Anaram Anaram remet Aryana au sommet des charts en Afghanistan[10],[11]. En 2017, elle remporte le prix de l'icône afghane et est nommée meilleure artiste féminine d'Afghanistan[12]. La même année, elle donne un concert à Kaboul pour la fête nationale, dans un contexte sécuritaire tendu[13].
Cheffe d'entreprise
Après un an de préparation, en juillet 2021, Sayeed ouvre un premier magasin à Kaboul pour commercialiser la collection de vêtements qu'elle a créée sous sa marque, Aryana. Les vêtements, construits autour de l'art afghan de la broderie, sont fabriqués à Kaboul sur un site de production dans lequel la chanteuse a investi près de 8 millions d'Afs (100 000 dollars), faisant travailler 10 personnes, hommes et femmes, dans la perspective de toucher les marchés intérieur et internationaux[14].
Engagements politiques et sociétaux
Sayeed est connue pour ses engagements en faveur des libertés générales et des droits des femmes[15], dont celui de se vêtir librement[16]. Elle profite de ses apparitions publiques pour appuyer ses combats.
Sa présence médiatique, à la télévision et sur les réseaux sociaux (1,3 million de followers sur Instagram en 2021[17]), qui la fait parfois comparer à Kim Kardashian[18], ses choix vestimentaires, les textes militants de ses chansons, appelant à une société libre et égalitaire, et son soutien ouvert à l'armée afghane contre les talibans[19] font d'elle une cible prioritaire de la critique conservatrice[20] et lui valent des menaces de mort depuis plusieurs années[1],[21].
C'est dans l'édition 2017 de The Afghan Star, télé-crochet dont elle est la première femme à présider le jury sinon masculin, qu'une autre femme, Zulala Hashemi, arrive pour la première fois dans cette émission en finale, portée par les votes du public[22]. Lors de l'édition 2019 de l'émission, Zahra Elham sera la première femme à remporter la finale ; elle rendra hommage à Sayeed, la citant comme une des inspiratrices de son parcours[18].

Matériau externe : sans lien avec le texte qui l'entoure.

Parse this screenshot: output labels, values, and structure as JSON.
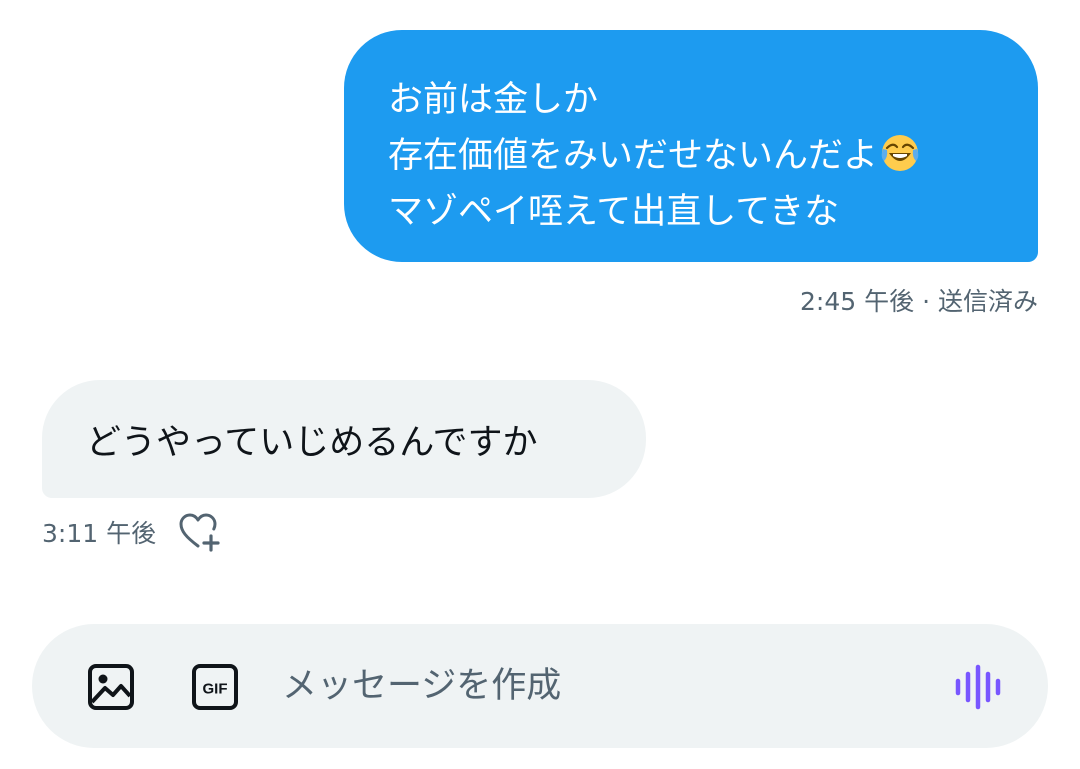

Dans ses prestations scéniques, Sayeed refuse de porter le voile et apparaît souvent dans des vêtements ajustés à son corps. L'émission The Voice[23] doit ainsi être tournée sous protection armée[20]. Elle a été accusée de lascivité et d'immoralité par les talibans[24], fait l'objet d'une fatwa appelant à sa décapitation[25], et échappé à un attentat à la voiture piégée à Kaboul[4]. En 2017, à l'occasion de son premier concert à Paris[25], elle chante dans une robe opaque et moulante de couleur chair ; accusée de déshonorer l'Afghanistan, elle répond en niant toute nudité, brûle le vêtement et redirige l'attention sur les problèmes qu'elle juge prioritaires en Afghanistan, citant la pédophilie et la lapidation de Farkhunda Malikzadaw en 2015[26],[27].
Après l'offensive de 2021 qui conduit les talibans à reprendre le pouvoir en Afghanistan à la mi-août, la situation personnelle de Sayeed préoccupe étant donné son opposition aux nouveaux arrivants. Le 18 août, elle annonce être en sécurité avec son époux à Doha, au Qatar[28], transportée par un C-17 de l'armée américaine aux côtés de plus de 600 compatriotes[19],[29]. Elle rejoint quelques jours plus tard Istanbul, en Turquie[23], puis part aux États-Unis[4].
Vie privée
Aryana Sayeed s'est fiancée à son manager, Hasib Sayed, en 2018[30] ; elle a également la nationalité canadienne[31].